Getting sick is unavoidable sometimes. It makes you feel lousy and disrupts your daily life in several ways. If it isn’t taking cold medicine and getting plenty of rest, it’s consulting with a doctor or drinking lots of fluids. The same goes for injuries. They hurt and create inconveniences, on top of requiring extensive recovery time. While no one wants to spend their valuable time nursing themselves back to health, there’s simply no way around it. Losing work time isn’t ideal, and sometimes your employer may require a doctor’s note to excuse your absence and allow you to return to work. When you get a note, you need to make sure it has a few key details before handing it into your HR department. Here are the four most important items to ensure your doctor’s note serves its purpose and has a professional presentation.

When To Get a Doctor’s Note

The inevitably of getting sick is one of several constants in the world.
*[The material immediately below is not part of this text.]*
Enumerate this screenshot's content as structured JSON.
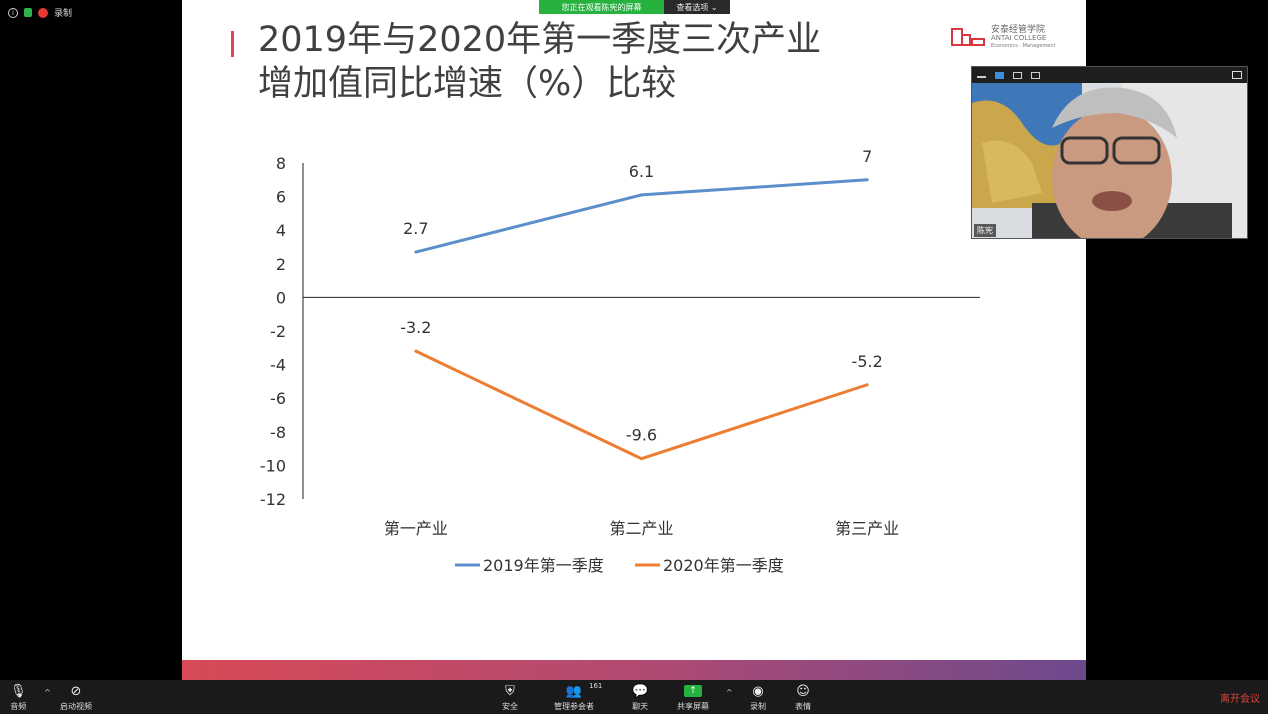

In the event you become sick or injured and need to take time off work or school, you’ll likely need to get a doctor’s note to excuse you from work or class. An employer is allowed to ask for one, assuming they apply the same requirements unilaterally across the entire organization and do not ask for specific personal information. Schools tend to operate under different guidelines, so check with yours to take the appropriate action (only if this applies to your situation, of course). Other reasons to get a doctor’s note might include hospitalization (an extreme case under most circumstances), a long-term absence (such as a bout with Covid-19, the flu, strep throat, or any other infectious respiratory ailment), pregnancy, and situations requiring work accommodations for a disability or injury.

Date and Time

It is pretty important to have a record of when the appointment occurred for time-tracking purposes. Therefore, the document should state clearly the day of the appointment and the time. If you use a telemedicine provider for an online consultation, they typically generate PDF documents that include this information in addition to any diagnosis or prescriptions. Having the date and time of the appointment/consultation of the doctors in itself is a good way to demonstrate to your employer that you did, in fact, go to the doctor to have them examine you for your health concern.
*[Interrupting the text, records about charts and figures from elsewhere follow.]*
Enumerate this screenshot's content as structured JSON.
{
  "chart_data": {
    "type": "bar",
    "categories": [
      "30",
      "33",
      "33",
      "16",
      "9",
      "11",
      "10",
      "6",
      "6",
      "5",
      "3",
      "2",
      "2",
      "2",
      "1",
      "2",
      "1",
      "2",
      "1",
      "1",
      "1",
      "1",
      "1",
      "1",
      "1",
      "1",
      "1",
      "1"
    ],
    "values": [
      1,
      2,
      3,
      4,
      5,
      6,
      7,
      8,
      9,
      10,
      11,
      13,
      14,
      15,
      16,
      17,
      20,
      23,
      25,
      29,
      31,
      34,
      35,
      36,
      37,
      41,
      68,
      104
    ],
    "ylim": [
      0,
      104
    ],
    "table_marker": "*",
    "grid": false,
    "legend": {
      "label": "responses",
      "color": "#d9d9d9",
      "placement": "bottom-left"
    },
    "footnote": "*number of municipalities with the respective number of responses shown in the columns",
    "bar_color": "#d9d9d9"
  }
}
The Doctor’s Recommendation

Having a note that actually states the doctor examined/consulted with you is probably the most important. It’s also crucial to have the doctor’s recommendation that you should not return to work prominently displayed in the body of the note. It can be easily done in a way that does not violate your HIPAA rights and can just be a basic rundown of the doctor’s suggestions. In fact, most notes are as simple as the following statement:

“Patient [X] was seen on [date] and we recommend he/she does not return to work until [end date],” followed by the doctor’s signature. The note can also be more detailed, depending on other factors, but it can’t contain personal medical information that would violate your HIPAA rights. Under the rules enforced by the Equal Employment Opportunity Commission, your employer cannot require specific or unique, personal medical information unless the absence is long enough to invoke the Family Medical Leave Act (FMLA) or become an extended leave. Once you have the note in hand, it acts as a legal document that covers you for these situations.
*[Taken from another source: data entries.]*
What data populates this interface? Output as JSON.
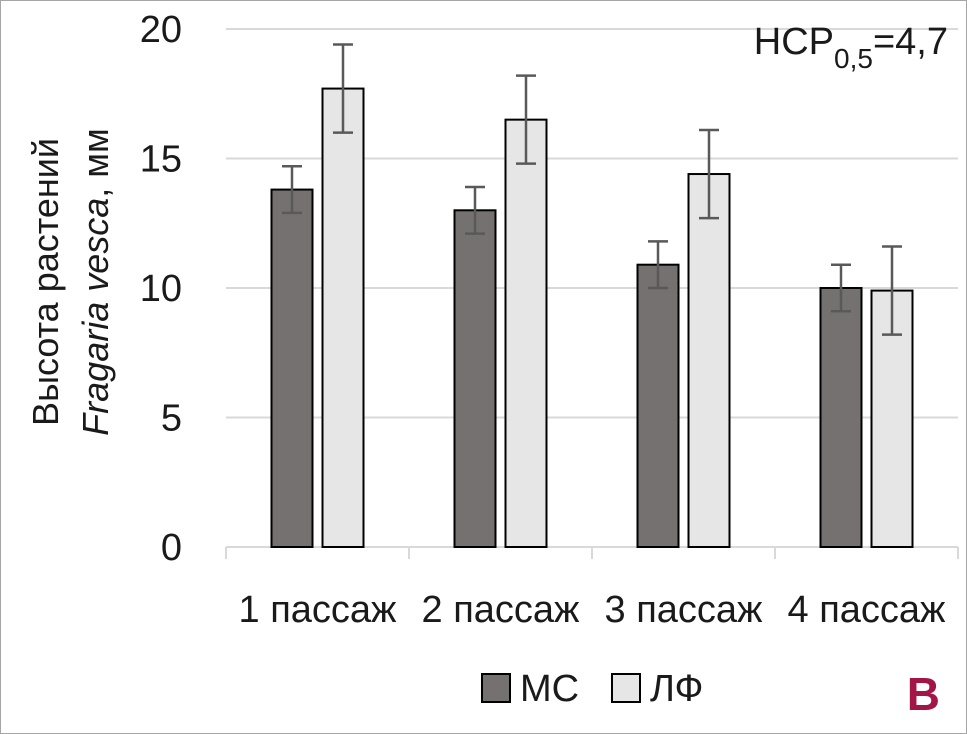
{
  "chart_data": {
    "type": "bar",
    "categories": [
      "1 пассаж",
      "2 пассаж",
      "3 пассаж",
      "4 пассаж"
    ],
    "series": [
      {
        "name": "МС",
        "values": [
          13.8,
          13.0,
          10.9,
          10.0
        ],
        "errors": [
          0.9,
          0.9,
          0.9,
          0.9
        ],
        "color": "#767171"
      },
      {
        "name": "ЛФ",
        "values": [
          17.7,
          16.5,
          14.4,
          9.9
        ],
        "errors": [
          1.7,
          1.7,
          1.7,
          1.7
        ],
        "color": "#e7e6e6"
      }
    ],
    "ylabel_line1": "Высота растений",
    "ylabel_line2_italic": "Fragaria vesca",
    "ylabel_line2_rest": ", мм",
    "ylim": [
      0,
      20
    ],
    "yticks": [
      "0",
      "5",
      "10",
      "15",
      "20"
    ],
    "ytick_values": [
      0,
      5,
      10,
      15,
      20
    ],
    "grid": true,
    "legend_position": "bottom",
    "annotation": {
      "prefix": "НСР",
      "subscript": "0,5",
      "suffix": "=4,7"
    },
    "panel_label": "В"
  }
}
Absence Start and End Dates 

Whenever you get a doctor’s note for work, there’s always the possibility you’ll be absent for a few days. Be sure to have the doctor write down the first day you should be excused and the actual date you can return to work. Because different illnesses last for various durations, this determination is essential for knowing when you are no longer contagious and when you should be recovered enough to return to your duties. The note might state something like, “Please excuse John for [today’s date]. He may not return to work until [the following Monday].”

Necessary Accommodations

Another unfortunate side effect of becoming injured or extremely ill is that it can have an adverse effect on some of the things you do each day. Thus, the need for reasonable accommodation at work or certain workplace restrictions may arise. The Americans with Disabilities Act (ADA) protects you from discrimination or retaliation from an employer if you need accommodations at work. As the ADA clearly states, the accommodation must be effective and useful to help you perform your job duties. The law also protects you from being suspended, terminated, or mistreated by an employer over these accommodations. When the doctor fills out the note, they should list any restrictions – such as do not lift over 50 pounds or work past nine hours.